2. Administer the prescribed analgesic.
3. Do nothing, since the child appears to be resting.
4. Ask the child’s parents if they think the child is hurting.
The nurse is working with the parents of a child with a chronic condition. The nurse
concludes that the parents’ caregiver burden might become overwhelming when the
mother states which of the following?
1. “My mother moved in and helps us with the care of our family.”
2. “I chose to quit my job to be home with my child, and my husband helps in the
evening when he can.”
3. “I have to care for my child day and night, which leaves little time for me.”
4. “Our health insurer sent us a rejection letter for my child’s brand-name medication,
and we must fill out forms to get the generic.”

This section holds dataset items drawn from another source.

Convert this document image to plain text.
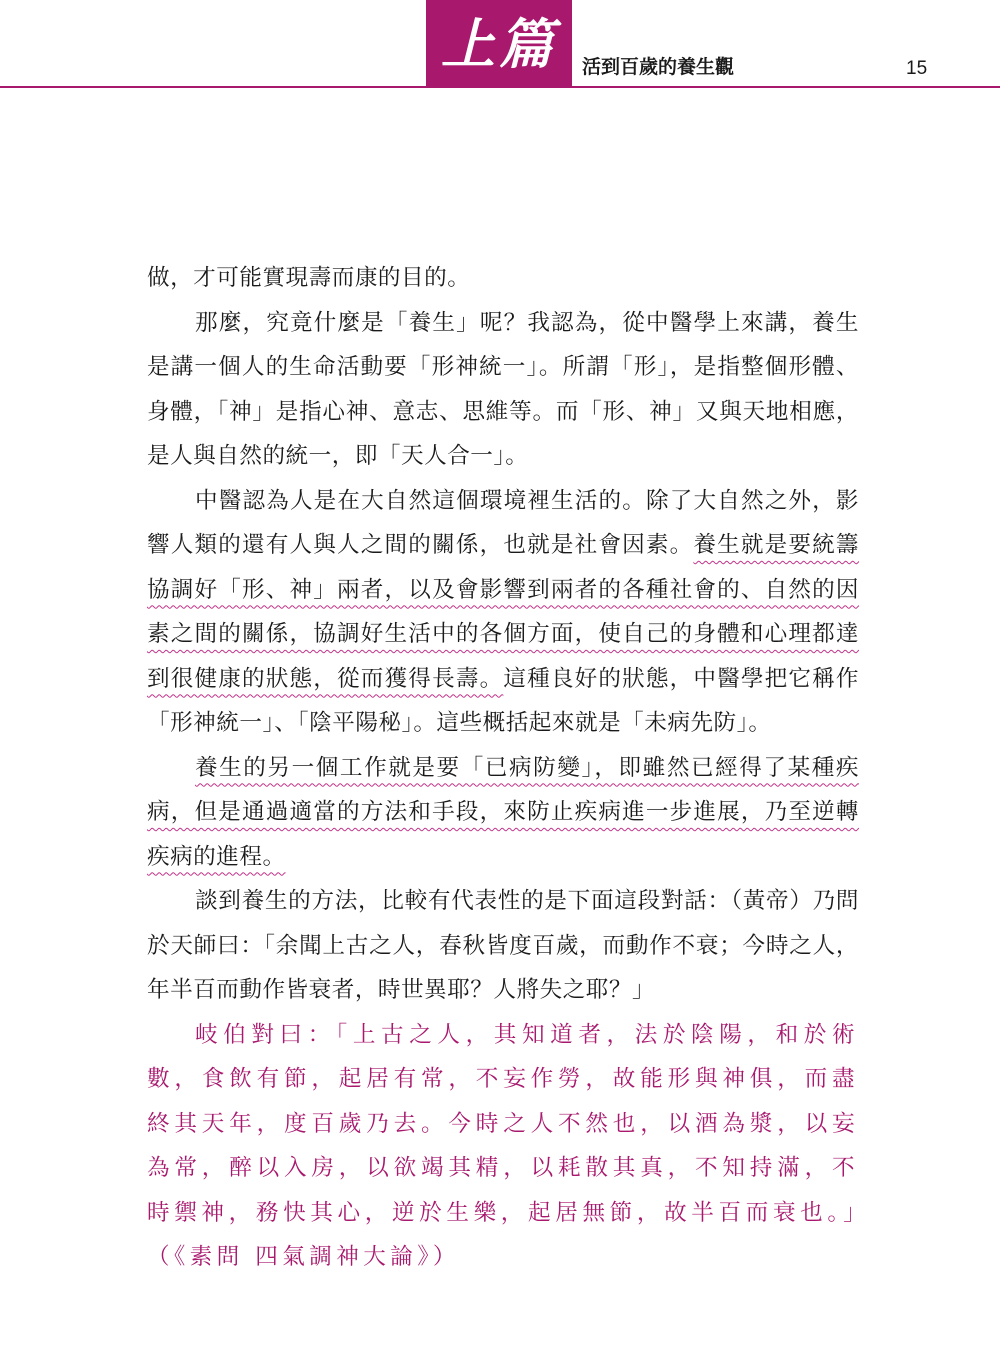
上篇 活到百歲的養生觀	15

做，才可能實現壽而康的目的。

那麼，究竟什麼是「養生」呢？我認為，從中醫學上來講，養生是講一個人的生命活動要「形神統一」。所謂「形」，是指整個形體、身體，「神」是指心神、意志、思維等。而「形、神」又與天地相應，是人與自然的統一，即「天人合一」。

中醫認為人是在大自然這個環境裡生活的。除了大自然之外，影響人類的還有人與人之間的關係，也就是社會因素。養生就是要統籌協調好「形、神」兩者，以及會影響到兩者的各種社會的、自然的因素之間的關係，協調好生活中的各個方面，使自己的身體和心理都達到很健康的狀態，從而獲得長壽。這種良好的狀態，中醫學把它稱作「形神統一」、「陰平陽秘」。這些概括起來就是「未病先防」。

養生的另一個工作就是要「已病防變」，即雖然已經得了某種疾病，但是通過適當的方法和手段，來防止疾病進一步進展，乃至逆轉疾病的進程。

談到養生的方法，比較有代表性的是下面這段對話：（黃帝）乃問於天師曰：「余聞上古之人，春秋皆度百歲，而動作不衰；今時之人，年半百而動作皆衰者，時世異耶？人將失之耶？」

岐伯對曰：「上古之人，其知道者，法於陰陽，和於術數，食飲有節，起居有常，不妄作勞，故能形與神俱，而盡終其天年，度百歲乃去。今時之人不然也，以酒為漿，以妄為常，醉以入房，以欲竭其精，以耗散其真，不知持滿，不時禦神，務快其心，逆於生樂，起居無節，故半百而衰也。」（《素問 四氣調神大論》）
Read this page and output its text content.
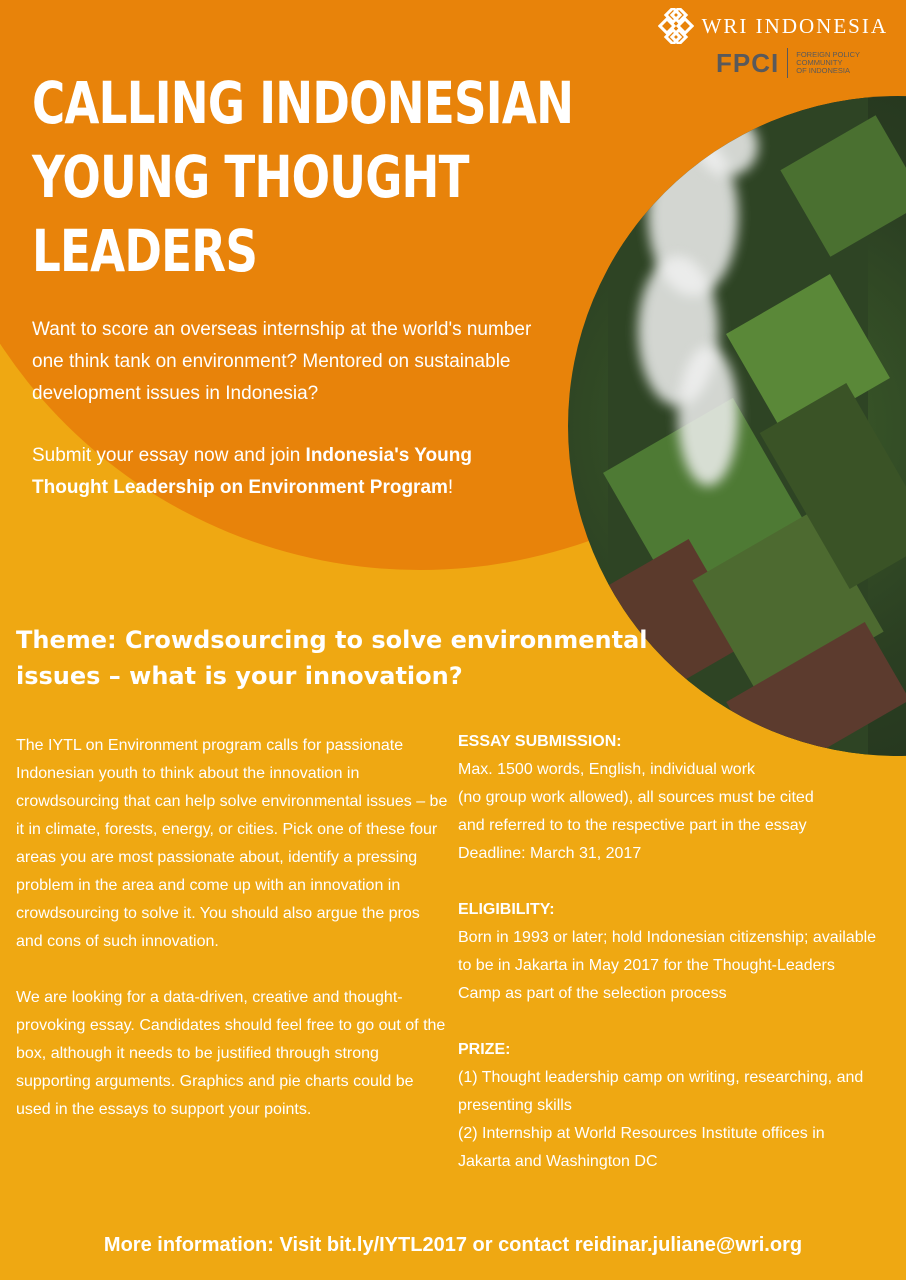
WRI INDONESIA
FPCI FOREIGN POLICY
COMMUNITY
OF INDONESIA
CALLING INDONESIAN
YOUNG THOUGHT
LEADERS

Want to score an overseas internship at the world's number one think tank on environment? Mentored on sustainable development issues in Indonesia?

Submit your essay now and join Indonesia's Young Thought Leadership on Environment Program!

Theme: Crowdsourcing to solve environmental issues – what is your innovation?

The IYTL on Environment program calls for passionate Indonesian youth to think about the innovation in crowdsourcing that can help solve environmental issues – be it in climate, forests, energy, or cities. Pick one of these four areas you are most passionate about, identify a pressing problem in the area and come up with an innovation in crowdsourcing to solve it. You should also argue the pros and cons of such innovation.

We are looking for a data-driven, creative and thought-provoking essay. Candidates should feel free to go out of the box, although it needs to be justified through strong supporting arguments. Graphics and pie charts could be used in the essays to support your points.

ESSAY SUBMISSION:
Max. 1500 words, English, individual work
(no group work allowed), all sources must be cited
and referred to to the respective part in the essay
Deadline: March 31, 2017
ELIGIBILITY:
Born in 1993 or later; hold Indonesian citizenship; available to be in Jakarta in May 2017 for the Thought-Leaders Camp as part of the selection process
PRIZE:
(1) Thought leadership camp on writing, researching, and presenting skills
(2) Internship at World Resources Institute offices in Jakarta and Washington DC
More information: Visit bit.ly/IYTL2017 or contact reidinar.juliane@wri.org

The role of the registered nurse as a nurse educator is to:
1. Provide primary care for healthy children.
2. Assist the family in making informed decisions by providing information about the
pros and cons of the treatment plan.
3. Assist the primary care nurse with procedures requiring advanced practice skills.
4. Communicate with the hospitalized school-aged child’s classroom teacher to assist
the child in achieving classroom goals.
A parent asks the nurse if there is anything that can be done to reduce pain that his
three-year-old experiences each morning when blood is drawn for lab studies. The most
appropriate method the nurse can suggest to relieve pain associated with the
venipuncture is:
1. Intravenous sedation 15 minutes prior to the procedure.
2. Use of guided imagery during the procedure.
3. EMLA cream (lidocaine 2.5% and prilocaine 2.5%) applied to the skin at least one
hour prior to the procedure.
4. Use of muscle-relaxation techniques.